Città immobili, vetrine del passato, location per fotografie da mostrare agli amici al ritorno. «Venezia si presterebbe a diventare un centro di produzione creativa, insiste Sacco, eppure ha scelto - dalla Biennale a Punta della Dogana - la strada della vetrina».
Nel libro Forza, Italia l'ex direttore dell'Economist Bill Emmott scrive: «Potreste pensare che gli italiani siano eccezionalmente creativi, perché così vuole l'immaginario nazionale. Eppure prendendo il Paese nel suo insieme, verreste smentiti».
Walter Santagata, capo della Commissione che nel 2007 ha prodotto il Libro bianco della creatività, spiega che bisogna distinguere tra due tipi di creatività: «C'è quella legata alla qualità sociale - spiega - in cui rientrano la moda, il design, il cibo, che funziona bene perché legata al territorio, alla tradizione e allo sviluppo nei secoli; e poi c'è la creatività legata all'innovazione in cui abbiamo un grande deficit di produzione». Per Santagata bisognerebbe ripartire dal nome: «L'idea di ministero dei beni e delle attività culturali esprime una concezione limitata dell'universo creativo che esclude automaticamente la produzione contemporanea». Tra le proposte del professore di Economia dei beni e attività culturali all'università di Torino c'è anche l'istituzione di una relazione annuale a carico del ministero: «In modo da conoscere la linea programmatica e poterla valutare».
Eppure sul fronte dei consumi culturali i dati sono incoraggianti: in base al Rapporto annuale di Federculture, il 2010 ha visto un aumento della partecipazione a eventi culturali, a partire dal teatro (+13,5% rispetto al 2009) fino ai concerti di musica classica (+5,9%) e visite a mostre e musei (+3,8%).
C'è tuttavia un problema di appeal. Un sondaggio condotto da The European House-Ambrosetti e Swg ha dimostrato che quasi il 40% dei giovani in età compresa tra i 18 e i 24 anni trovano poco o per niente interessanti gli eventi culturali che avvengono nella propria città, provincia, regione.

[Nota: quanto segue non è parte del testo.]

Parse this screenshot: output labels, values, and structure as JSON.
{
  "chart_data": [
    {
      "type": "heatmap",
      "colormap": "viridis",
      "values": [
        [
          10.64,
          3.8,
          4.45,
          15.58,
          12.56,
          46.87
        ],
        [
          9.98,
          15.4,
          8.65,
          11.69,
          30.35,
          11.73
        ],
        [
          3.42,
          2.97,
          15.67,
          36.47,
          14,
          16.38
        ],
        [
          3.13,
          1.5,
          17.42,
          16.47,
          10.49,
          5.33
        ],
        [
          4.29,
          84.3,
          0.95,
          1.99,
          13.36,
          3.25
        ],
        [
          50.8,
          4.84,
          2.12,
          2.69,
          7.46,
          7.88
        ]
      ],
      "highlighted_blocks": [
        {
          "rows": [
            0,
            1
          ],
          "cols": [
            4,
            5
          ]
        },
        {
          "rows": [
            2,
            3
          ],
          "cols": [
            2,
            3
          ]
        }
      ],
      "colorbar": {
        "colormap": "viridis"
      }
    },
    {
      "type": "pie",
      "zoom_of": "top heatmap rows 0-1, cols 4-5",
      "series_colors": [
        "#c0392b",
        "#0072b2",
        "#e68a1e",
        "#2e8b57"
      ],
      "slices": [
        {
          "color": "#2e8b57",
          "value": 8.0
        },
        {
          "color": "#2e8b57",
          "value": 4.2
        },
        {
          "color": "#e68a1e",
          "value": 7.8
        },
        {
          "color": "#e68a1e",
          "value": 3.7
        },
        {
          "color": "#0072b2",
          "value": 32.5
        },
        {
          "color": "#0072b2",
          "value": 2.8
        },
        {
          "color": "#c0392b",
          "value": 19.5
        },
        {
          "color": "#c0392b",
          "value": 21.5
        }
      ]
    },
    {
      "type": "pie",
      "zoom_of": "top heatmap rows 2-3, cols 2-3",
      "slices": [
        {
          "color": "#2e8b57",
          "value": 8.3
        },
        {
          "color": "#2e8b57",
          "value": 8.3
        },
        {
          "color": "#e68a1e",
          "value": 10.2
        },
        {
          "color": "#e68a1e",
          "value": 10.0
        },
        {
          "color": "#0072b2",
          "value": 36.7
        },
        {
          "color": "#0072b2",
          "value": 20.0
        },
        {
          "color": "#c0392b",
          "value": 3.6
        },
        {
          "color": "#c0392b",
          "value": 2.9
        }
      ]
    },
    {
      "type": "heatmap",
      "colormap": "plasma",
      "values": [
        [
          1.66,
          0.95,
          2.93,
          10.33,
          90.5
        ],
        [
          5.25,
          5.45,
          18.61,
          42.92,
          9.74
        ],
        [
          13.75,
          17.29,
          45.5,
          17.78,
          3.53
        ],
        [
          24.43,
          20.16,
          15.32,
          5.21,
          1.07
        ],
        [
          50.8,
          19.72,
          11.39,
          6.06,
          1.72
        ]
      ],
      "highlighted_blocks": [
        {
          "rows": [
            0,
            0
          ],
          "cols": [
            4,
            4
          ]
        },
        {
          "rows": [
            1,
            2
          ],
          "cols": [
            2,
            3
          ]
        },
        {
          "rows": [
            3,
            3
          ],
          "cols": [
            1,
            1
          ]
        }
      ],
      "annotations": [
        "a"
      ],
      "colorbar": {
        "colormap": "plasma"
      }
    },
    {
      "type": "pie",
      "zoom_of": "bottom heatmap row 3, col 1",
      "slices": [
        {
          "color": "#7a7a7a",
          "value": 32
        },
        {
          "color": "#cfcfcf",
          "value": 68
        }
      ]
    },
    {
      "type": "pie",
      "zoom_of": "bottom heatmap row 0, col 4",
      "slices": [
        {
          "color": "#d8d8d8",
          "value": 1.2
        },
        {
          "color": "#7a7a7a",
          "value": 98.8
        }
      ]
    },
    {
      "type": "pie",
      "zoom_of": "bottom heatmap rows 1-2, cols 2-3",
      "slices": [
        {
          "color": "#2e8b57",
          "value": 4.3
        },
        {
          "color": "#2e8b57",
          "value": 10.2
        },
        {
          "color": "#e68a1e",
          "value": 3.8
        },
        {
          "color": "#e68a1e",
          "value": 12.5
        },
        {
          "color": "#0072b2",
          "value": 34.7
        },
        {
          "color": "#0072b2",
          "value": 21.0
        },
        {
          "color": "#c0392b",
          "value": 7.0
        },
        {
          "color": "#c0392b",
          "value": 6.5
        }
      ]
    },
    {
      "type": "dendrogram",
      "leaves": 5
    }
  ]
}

Chi si muove all'avanguardia nel mondo dell'arte, vede continue prove della miopia di chi fa cultura nel Paese. Massimiliano Gioni, direttore artistico della Fondazione Trussardi e stimato curatore internazionale (dal New Museum di New York alla Biennale di Seul), cita l'esempio della prossima Biennale di Venezia: «Affidare la cura del Padiglione Italia a un critico poco amante del contemporaneo come Vittorio Sgarbi (che ieri ha rassegnato le dimissioni in polemica con Galan ndr) dimostra la totale assenza di leadership delle istituzioni». Gioni, che difende il ruolo di talent scouting e supplenza svolto delle fondazioni private, vede un segnale di risveglio nelle recenti aperture del Maxxi e del Macro a Roma e del Museo del Novecento a Milano. Progetti che, come spiega Pio Baldi,presidente del Maxxi con una lunga carriera ministeriale alle spalle, nascono per rispondere in maniera propositiva alla domanda: «Perché si guarda sempre indietro?».
«Le istituzioni italiane sono state a lungo attente alla conservazione di un passato illustre - conferma - eppure l'obiettivo del Maxxi è creare quelli che saranno i beni culturali di domani».
La strada tuttavia è ancora lunga. Lo spiega bene Gioni: «Artisti come Maurizio Cattelan e Francesco Vezzoli, l'architetto Renzo Piano, lo scrittore Roberto Saviano, il regista Paolo Sorrentino, non sono il nuovo made in italy ma eccellenze globali».
È s stato un premio Nobel per la fisica italiano con cittadinanza statunitense, Riccardo Giacconi, a dare la ricetta per il nuovo Rinascimento: «Michelangelo diventò un grande artista perché aveva un muro da affrescare e io in Italia non avevo un muro».